20h55 : le quintet de la Muerte attaque enfin son set, et, si le fait qu’il y a très peu de lumière ne surprend pas quand on connaît le groupe, qui joue généralement dans la pénombre, le son sera clairement un problème ce soir : du fait de l’absence de sono, on n’entend que les amplis – heureusement, nous sommes en face de l’ampli de Dee-J, donc certains de nous régaler -, et la voix de Marc Du Marais sera à peine audible durant les 55 minutes du set !

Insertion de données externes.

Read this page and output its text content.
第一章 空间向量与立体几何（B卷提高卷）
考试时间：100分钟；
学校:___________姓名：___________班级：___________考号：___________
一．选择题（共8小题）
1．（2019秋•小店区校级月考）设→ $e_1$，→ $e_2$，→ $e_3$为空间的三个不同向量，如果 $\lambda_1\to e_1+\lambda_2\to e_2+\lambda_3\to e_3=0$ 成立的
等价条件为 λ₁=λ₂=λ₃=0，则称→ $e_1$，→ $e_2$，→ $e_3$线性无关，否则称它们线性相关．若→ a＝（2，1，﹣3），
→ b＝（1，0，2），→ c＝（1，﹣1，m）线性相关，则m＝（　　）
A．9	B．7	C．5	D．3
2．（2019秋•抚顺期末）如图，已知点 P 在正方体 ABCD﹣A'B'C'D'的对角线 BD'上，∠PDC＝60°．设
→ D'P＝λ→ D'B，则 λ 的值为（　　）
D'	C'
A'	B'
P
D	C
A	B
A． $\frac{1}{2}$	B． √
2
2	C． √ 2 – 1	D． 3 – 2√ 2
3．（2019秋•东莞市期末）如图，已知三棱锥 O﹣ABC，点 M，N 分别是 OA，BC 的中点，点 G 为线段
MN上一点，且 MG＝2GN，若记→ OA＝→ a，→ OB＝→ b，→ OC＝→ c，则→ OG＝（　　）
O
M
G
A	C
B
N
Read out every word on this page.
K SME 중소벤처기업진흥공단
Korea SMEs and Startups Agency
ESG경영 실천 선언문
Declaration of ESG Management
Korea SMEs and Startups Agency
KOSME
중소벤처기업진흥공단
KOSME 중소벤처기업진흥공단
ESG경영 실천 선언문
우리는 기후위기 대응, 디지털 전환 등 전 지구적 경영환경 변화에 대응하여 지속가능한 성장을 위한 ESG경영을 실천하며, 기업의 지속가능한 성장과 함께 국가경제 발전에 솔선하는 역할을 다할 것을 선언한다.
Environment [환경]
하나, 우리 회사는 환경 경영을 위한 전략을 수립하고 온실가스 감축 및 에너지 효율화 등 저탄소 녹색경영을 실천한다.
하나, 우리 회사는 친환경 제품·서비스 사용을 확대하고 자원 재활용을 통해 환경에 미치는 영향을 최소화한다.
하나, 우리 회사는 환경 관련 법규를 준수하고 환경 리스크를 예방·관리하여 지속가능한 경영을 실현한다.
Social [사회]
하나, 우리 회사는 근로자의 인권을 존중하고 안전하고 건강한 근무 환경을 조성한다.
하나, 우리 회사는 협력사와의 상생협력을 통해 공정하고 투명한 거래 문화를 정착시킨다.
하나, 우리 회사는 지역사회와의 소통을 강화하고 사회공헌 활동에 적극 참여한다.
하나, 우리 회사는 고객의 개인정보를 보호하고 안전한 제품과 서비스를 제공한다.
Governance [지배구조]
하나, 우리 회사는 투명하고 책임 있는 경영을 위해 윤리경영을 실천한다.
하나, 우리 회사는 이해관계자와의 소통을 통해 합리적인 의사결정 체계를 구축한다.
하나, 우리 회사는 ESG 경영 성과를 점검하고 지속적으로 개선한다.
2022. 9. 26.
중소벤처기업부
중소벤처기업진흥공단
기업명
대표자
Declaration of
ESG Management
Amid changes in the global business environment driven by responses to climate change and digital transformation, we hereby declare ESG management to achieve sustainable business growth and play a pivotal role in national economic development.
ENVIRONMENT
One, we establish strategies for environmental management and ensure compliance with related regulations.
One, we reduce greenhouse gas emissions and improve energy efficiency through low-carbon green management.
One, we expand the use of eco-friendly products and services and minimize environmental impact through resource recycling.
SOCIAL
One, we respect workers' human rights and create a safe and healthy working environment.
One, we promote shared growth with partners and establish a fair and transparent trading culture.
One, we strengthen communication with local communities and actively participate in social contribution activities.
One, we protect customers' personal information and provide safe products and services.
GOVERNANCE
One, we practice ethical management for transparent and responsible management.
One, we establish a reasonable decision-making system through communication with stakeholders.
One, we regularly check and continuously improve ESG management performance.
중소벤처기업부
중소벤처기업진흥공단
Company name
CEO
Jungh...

On attaque dans la « zone de confort » du groupe et du public par le classique des classiques I Lost My Hand, extrait de leur second album, datant de 1989, Death Race 2000. La tête recouverte d’un sac en toile de jute du plus bel effet – c’est-à-dire nous renvoyant d’emblée dans l’univers cinématographique de Tobe Hopper -, Marc hurle comme un damné sur ce titre des plus extrémistes… relativement en vain, puisque nous n’entendons que 10% de sa voix ! Black God, White Devil, avec son riff très stoogien, nous rassure : au moins, nous allons pouvoir profiter des très beaux riffs de guitare que balance Dee-J, avec une classe folle : cuir noir et cheveux blancs, un style tranchant dans la meilleure tradition des grands killers !
Dans la salle, ça headbangue et ça balance les jambes, mais il faut reconnaître que la position assise n’aide pas l’expression des sensations extrêmes que doit provoquer ce genre de musique. Faisant contre mauvaise fortune bon cœur, le public de fans restera sagement assis pendant tout le set (suivant docilement les instructions reçues…), mais la frustration est forte… et nous n’osons même pas imaginer ce que ressent le groupe de devoir jouer ainsi ! C’est le très punk Evil Land qui suit, mais on aimerait pouvoir hurler à pleins poumons « Evil Laaaaaaand !!! » avec Marc.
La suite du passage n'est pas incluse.